Mass A is initially moving with a velocity of 24 m/s in the +x-direction. Mass B is twice as massive as mass A and is initially at rest. The two objects experience a totally inelastic collision. What is the final speed of both objects after the collision?
- A is not moving; B is moving 24 m/s in the +x-direction.
- Neither A nor B is moving.
- A is moving 24 m/s in the –x-direction. B is not moving.
- Both A and B are moving together 8 m/s in the +x-direction.

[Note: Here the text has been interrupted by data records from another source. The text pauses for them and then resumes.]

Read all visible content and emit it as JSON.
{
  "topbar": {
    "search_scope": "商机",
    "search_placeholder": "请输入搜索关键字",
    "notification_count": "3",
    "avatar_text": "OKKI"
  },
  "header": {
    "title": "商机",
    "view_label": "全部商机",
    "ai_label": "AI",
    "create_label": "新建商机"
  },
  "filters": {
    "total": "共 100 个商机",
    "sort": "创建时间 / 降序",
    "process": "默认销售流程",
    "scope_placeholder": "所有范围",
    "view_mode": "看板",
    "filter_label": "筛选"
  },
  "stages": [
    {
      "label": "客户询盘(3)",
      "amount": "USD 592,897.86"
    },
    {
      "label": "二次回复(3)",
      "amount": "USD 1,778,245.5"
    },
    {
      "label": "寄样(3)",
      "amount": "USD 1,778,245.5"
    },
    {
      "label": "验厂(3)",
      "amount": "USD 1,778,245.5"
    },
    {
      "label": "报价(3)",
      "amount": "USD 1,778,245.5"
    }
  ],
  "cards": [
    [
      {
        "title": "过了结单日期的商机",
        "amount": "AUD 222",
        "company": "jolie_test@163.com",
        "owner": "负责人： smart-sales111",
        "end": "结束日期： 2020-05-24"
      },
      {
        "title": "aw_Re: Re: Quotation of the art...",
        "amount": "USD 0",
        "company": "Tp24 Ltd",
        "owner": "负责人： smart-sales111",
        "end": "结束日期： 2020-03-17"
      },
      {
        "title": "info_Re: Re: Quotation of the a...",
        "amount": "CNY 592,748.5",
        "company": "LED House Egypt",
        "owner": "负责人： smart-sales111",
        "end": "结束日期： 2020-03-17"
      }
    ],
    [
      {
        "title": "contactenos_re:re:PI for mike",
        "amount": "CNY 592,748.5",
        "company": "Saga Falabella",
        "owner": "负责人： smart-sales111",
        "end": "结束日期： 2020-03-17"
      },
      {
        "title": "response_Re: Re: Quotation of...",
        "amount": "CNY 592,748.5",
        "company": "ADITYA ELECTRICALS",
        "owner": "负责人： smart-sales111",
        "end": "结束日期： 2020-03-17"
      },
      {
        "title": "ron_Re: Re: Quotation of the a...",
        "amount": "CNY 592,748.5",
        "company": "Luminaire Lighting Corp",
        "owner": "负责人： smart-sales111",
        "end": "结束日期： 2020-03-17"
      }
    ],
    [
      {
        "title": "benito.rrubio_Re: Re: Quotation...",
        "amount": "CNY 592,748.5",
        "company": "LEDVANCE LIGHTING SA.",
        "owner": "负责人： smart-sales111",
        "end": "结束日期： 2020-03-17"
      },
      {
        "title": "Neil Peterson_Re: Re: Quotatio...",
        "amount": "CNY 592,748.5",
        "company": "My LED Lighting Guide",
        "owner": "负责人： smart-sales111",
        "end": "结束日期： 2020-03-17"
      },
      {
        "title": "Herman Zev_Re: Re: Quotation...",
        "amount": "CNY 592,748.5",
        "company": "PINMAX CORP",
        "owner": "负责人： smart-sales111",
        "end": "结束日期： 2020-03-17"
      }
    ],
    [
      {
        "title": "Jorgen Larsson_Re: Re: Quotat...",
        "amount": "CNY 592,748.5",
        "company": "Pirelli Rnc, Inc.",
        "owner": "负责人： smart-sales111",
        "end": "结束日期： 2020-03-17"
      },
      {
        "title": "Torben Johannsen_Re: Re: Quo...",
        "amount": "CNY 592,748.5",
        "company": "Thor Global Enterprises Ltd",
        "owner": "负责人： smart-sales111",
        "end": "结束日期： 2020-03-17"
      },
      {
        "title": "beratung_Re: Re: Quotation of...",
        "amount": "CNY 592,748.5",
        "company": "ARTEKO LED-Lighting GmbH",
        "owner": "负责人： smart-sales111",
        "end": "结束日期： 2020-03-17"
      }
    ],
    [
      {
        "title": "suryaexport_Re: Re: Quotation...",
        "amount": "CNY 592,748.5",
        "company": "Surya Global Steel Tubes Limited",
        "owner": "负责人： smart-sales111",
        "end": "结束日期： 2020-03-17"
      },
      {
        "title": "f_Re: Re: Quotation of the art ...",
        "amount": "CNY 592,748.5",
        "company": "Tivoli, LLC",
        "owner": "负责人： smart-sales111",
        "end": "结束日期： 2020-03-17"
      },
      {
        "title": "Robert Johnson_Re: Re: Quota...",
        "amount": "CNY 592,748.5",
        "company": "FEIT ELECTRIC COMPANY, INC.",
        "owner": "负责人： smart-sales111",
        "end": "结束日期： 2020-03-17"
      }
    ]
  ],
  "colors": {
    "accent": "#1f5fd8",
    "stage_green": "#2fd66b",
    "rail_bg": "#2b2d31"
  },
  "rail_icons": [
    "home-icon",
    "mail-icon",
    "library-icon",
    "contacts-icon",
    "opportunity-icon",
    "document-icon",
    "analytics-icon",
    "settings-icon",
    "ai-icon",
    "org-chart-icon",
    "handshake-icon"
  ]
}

This is College Physics Answers with Shaun Dychko. We have mass B is two times mass A, so when we write our conservation of momentum formula we can just write the letter m with no subscript because the first mass will be m and the second mass will be two m. So we have the total momentum initially is m vA plus two m times vB although this term is zero because mass B is initially at rest. Then after the collision the two objects stick together so there is a single thing of mass m plus two m and it has some speed v prime that we're going to find. So because this term became zero, this conservation of momentum equation reduces to m vA equals three m v prime. So we divide both sides by three m to solve for v prime. That means -- well, actually I guess it's just solve for -- I guess I did this in two steps didn't I? Well, it doesn't really matter. Yeah, so divide both sides by m and you get this and then divide both sides by three. You get v prime is vA over three. So that's 24 meters per second is the initial velocity of mass A and one third of that is eight meters per second. So the answer is D, they're both moving together eight meters per second in a positive direction because this is positive eight meters per second.